Sirolimus in Treating Patients With HIV-Related Kaposi's Sarcoma
Sarcoma
About this trial
This is an interventional treatment trial for Sarcoma focused on measuring AIDS-related Kaposi sarcoma, recurrent Kaposi sarcoma
Eligibility Criteria
DISEASE CHARACTERISTICS:
Biopsy-proven Kaposi's sarcoma (KS) involving 1 or more of the following tissues:
- Skin
- Lymph nodes
- Oral cavity
Gastrointestinal tract and/or lungs, if the disease meets the following criteria:
- Asymptomatic or minimally symptomatic
- Require systemic cytotoxic therapy
At least five measurable, previously non-irradiated, cutaneous lesions (indicator lesions)
- Three non-indicator cutaneous lesions ≥ 4 x 4 mm accessible for 3-mm punch biopsy
Serologic documentation of HIV infection (i.e., positive enzyme-linked immunosorbent assay, positive western blot, or other federally approved licensed HIV test, or a detectable blood level of HIV RNA)
- CD4 count > 50 cells/µL
- Serum HIV RNA level < 400 copies/mL
- KS that is either stable or progressing in the 4 weeks prior to study entry after being on stable antiretroviral therapy for ≥ 12 weeks with a PI-based or NNRTI-based regimen of ≥ 3 drugs, with no intention to change the regimen within 8 weeks of starting study drug
PATIENT CHARACTERISTICS:
- Karnofsky performance status 70-100%
- Life expectancy ≥ 3 months
- Hemoglobin ≥ 8.0 g/dL
- Absolute neutrophil count ≥ 1,000/mm³
- Platelet count ≥ 75,000/mm³
- Glomerular filtration rate > 40 mL/min
- Total bilirubin ≤ 1.5 times upper limit of normal (ULN) (≤ 3.5 mg/dL if due to indinavir therapy and direct bilirubin normal; no limit if due to atazanavir therapy and direct bilirubin is normal)
- AST and ALT ≤ 2.5 times ULN
- Fasting triglyceride ≤ 400 mg/dL (4.5 mmol/L)
- Total cholesterol ≤ 300 mg/dL (7.8 mmol/L)
- Spot urine protein:creatinine ratio ≤ 0.5 and/or proteinuria ≤ 500 mg
- No other prior or concurrent malignancy except for treated basal cell skin cancer or carcinoma in situ of the cervix
- No evidence of infiltrate, cavitation, or consolidation (i.e., due to infection or other serious medical illness) on chest x-ray within the past 3 months
- No known hypersensitivity to sirolimus or its derivatives or macrolide antibiotics
- No New York Heart Association class III-IV cardiac disease (e.g., myocardial infarction within the past 6 months)
- No other concurrent severe and/or life-threatening medical disease
No acute or known chronic liver disease (e.g., chronic active hepatitis or cirrhosis)
- Hepatitis C with documentation of no or minimal fibrosis on liver biopsy allowed
- No concurrent active opportunistic infection
- Not pregnant or nursing
- Negative pregnancy test
- Fertile patients must use effective barrier-method contraception during and for 3 months after completion of study therapy
PRIOR CONCURRENT THERAPY:
- No prior sirolimus
- No acute treatment for infection or other serious medical illness within the past 14 days
- No anticancer therapy for KS, including chemotherapy, radiotherapy, or biological therapy within the past 4 weeks (6 weeks for nitrosoureas or mitomycin C)
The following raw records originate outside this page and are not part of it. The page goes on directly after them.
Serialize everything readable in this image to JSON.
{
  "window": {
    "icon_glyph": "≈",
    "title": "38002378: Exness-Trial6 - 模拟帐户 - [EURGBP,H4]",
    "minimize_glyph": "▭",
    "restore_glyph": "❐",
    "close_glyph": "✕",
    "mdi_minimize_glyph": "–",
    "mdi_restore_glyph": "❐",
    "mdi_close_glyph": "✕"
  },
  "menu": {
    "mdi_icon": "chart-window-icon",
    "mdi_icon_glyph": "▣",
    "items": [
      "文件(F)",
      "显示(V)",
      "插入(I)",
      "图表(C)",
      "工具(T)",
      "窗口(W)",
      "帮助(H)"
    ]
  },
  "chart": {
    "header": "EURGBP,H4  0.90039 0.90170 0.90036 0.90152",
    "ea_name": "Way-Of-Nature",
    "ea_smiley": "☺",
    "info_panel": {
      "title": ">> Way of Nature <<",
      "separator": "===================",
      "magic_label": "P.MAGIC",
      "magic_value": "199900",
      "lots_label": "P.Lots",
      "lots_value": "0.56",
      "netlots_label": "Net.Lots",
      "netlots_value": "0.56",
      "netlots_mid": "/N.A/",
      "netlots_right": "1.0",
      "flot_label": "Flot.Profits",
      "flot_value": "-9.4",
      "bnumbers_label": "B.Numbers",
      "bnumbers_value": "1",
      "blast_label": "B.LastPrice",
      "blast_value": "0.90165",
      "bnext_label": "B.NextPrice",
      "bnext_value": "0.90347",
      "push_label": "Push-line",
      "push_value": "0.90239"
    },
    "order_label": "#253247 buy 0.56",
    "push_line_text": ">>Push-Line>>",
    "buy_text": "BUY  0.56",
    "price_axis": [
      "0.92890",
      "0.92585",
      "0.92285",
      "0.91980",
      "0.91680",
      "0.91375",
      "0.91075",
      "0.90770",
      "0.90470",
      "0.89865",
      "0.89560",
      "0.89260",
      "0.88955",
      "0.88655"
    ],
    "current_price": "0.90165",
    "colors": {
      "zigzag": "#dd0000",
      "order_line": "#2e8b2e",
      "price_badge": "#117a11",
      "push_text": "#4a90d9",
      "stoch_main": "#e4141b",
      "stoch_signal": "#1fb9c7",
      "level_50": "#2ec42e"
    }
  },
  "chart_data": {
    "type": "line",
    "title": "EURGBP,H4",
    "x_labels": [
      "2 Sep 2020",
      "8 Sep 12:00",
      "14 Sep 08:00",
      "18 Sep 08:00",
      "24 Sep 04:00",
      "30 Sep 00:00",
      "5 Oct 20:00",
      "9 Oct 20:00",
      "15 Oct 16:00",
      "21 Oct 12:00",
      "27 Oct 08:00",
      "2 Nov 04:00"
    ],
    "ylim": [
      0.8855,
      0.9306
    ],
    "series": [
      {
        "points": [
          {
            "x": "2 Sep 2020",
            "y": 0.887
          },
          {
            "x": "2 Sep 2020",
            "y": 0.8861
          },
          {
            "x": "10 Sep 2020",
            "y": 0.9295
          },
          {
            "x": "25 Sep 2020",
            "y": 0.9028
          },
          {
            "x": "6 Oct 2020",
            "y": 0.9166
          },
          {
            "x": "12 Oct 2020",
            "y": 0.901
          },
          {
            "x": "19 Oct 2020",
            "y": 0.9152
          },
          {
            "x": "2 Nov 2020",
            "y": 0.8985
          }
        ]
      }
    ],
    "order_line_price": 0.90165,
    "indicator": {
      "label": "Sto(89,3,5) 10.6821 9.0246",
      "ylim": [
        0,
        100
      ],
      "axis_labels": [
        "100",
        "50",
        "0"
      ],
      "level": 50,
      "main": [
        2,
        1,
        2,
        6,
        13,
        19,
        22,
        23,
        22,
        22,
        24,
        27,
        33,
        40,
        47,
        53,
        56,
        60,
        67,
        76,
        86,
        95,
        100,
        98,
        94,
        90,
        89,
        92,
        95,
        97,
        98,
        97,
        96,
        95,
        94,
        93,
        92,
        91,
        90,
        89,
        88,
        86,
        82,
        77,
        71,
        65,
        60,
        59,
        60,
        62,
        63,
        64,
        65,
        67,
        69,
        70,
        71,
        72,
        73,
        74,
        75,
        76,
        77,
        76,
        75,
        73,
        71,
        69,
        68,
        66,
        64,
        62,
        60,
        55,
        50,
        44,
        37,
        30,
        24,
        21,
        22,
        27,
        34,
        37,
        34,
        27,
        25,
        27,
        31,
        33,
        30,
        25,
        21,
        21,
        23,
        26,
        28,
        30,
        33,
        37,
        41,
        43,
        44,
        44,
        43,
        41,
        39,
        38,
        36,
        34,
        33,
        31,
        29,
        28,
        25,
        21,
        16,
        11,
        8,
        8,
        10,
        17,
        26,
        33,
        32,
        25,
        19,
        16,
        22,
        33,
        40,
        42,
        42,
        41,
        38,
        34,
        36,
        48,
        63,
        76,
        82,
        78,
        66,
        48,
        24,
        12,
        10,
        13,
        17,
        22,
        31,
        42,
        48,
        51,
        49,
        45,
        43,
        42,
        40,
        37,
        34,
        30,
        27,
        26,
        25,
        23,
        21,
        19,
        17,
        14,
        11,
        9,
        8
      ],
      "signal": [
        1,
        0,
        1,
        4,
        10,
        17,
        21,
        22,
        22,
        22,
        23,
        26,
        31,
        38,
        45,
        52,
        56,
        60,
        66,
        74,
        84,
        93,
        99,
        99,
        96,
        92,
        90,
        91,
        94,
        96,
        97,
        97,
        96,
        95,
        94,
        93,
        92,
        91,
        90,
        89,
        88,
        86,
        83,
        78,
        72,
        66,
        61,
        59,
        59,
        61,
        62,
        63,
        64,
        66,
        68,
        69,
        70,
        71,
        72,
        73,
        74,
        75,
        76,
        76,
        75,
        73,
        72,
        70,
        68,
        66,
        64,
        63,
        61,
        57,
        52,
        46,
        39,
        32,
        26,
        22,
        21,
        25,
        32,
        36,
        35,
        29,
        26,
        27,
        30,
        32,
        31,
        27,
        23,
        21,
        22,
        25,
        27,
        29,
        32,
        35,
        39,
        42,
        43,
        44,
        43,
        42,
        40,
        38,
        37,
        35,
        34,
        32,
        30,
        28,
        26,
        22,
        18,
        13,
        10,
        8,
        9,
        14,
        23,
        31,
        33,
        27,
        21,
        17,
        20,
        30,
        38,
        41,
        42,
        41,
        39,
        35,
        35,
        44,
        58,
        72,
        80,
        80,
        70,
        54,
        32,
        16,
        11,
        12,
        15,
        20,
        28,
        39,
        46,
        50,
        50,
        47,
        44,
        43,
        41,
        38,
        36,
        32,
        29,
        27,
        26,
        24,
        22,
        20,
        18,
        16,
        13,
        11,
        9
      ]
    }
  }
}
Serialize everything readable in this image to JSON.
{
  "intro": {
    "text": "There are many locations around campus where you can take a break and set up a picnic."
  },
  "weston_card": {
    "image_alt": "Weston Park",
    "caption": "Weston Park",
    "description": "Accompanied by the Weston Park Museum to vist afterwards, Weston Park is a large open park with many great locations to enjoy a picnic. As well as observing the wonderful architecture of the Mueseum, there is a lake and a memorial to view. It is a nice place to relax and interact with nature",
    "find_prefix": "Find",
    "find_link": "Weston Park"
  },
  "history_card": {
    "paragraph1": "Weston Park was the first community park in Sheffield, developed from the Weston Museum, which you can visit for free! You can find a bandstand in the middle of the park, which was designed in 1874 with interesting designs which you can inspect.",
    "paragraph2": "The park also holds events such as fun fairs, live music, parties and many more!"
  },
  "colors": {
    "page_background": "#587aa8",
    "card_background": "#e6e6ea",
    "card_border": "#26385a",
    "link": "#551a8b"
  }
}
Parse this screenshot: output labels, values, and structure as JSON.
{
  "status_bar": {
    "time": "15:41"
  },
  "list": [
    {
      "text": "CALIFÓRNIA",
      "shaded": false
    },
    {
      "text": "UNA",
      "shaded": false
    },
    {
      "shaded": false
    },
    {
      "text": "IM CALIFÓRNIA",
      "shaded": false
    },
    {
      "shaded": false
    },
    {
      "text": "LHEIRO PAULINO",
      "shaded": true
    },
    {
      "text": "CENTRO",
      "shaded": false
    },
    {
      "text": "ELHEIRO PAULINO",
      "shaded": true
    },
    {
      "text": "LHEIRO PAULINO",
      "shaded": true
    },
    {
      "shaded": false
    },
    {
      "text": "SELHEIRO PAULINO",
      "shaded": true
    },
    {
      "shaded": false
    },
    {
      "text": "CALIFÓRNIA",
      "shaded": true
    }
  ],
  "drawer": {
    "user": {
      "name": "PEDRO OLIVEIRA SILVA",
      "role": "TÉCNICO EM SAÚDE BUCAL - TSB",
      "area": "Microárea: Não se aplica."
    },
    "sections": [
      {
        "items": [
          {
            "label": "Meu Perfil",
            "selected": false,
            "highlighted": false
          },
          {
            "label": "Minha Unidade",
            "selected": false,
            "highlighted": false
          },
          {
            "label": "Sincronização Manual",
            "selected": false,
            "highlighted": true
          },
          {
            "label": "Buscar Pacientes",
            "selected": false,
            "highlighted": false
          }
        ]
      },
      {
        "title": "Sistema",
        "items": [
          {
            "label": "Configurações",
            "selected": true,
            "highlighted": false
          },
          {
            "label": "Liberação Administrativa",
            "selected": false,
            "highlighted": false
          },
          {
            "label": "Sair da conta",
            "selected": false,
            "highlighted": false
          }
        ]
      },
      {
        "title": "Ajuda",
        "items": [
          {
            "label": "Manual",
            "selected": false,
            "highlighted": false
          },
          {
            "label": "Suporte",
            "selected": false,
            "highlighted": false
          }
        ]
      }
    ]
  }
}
- No local therapy for any KS indicator lesion within the past 60 days, unless the lesion has progressed since treatment
- No investigational therapies within the past 4 weeks
- No major surgery within the past 2 weeks
No prior or concurrent treatment with agents or medications, other than antiretroviral drugs used to treat HIV infection, that would interfere with the metabolism or excretion of sirolimus, including, but not limited to, the following:
- Antifungals (e.g., voriconazole, itraconazole, or ketoconazole)
- Antibiotics (e.g., erythromycin, telithromycin, clarithromycin, rifampin, or rifabutin)
- Cidofovir
- Cisapride
- Diltiazem
- Cyclosporine
- Grapefruit juice
- Hypericum perforatum (St. John's wort)
- No other concurrent anticancer therapies, including chemotherapy, biological therapy, or radiotherapy
- No concurrent systemic corticosteroid treatment, other than replacement doses
- No other concurrent investigational therapies
Sites / Locations
- Rebecca and John Moores UCSD Cancer Center
- Beth Israel Deaconess Medical Center
- Memorial Sloan-Kettering Cancer Center
Arms of the Study
Arm 1
Active Comparator
Rapamycin
The target rapamycin trough level will be 5-10 ng/mL. The initial dose will be dependent upon the type of HAART regimen.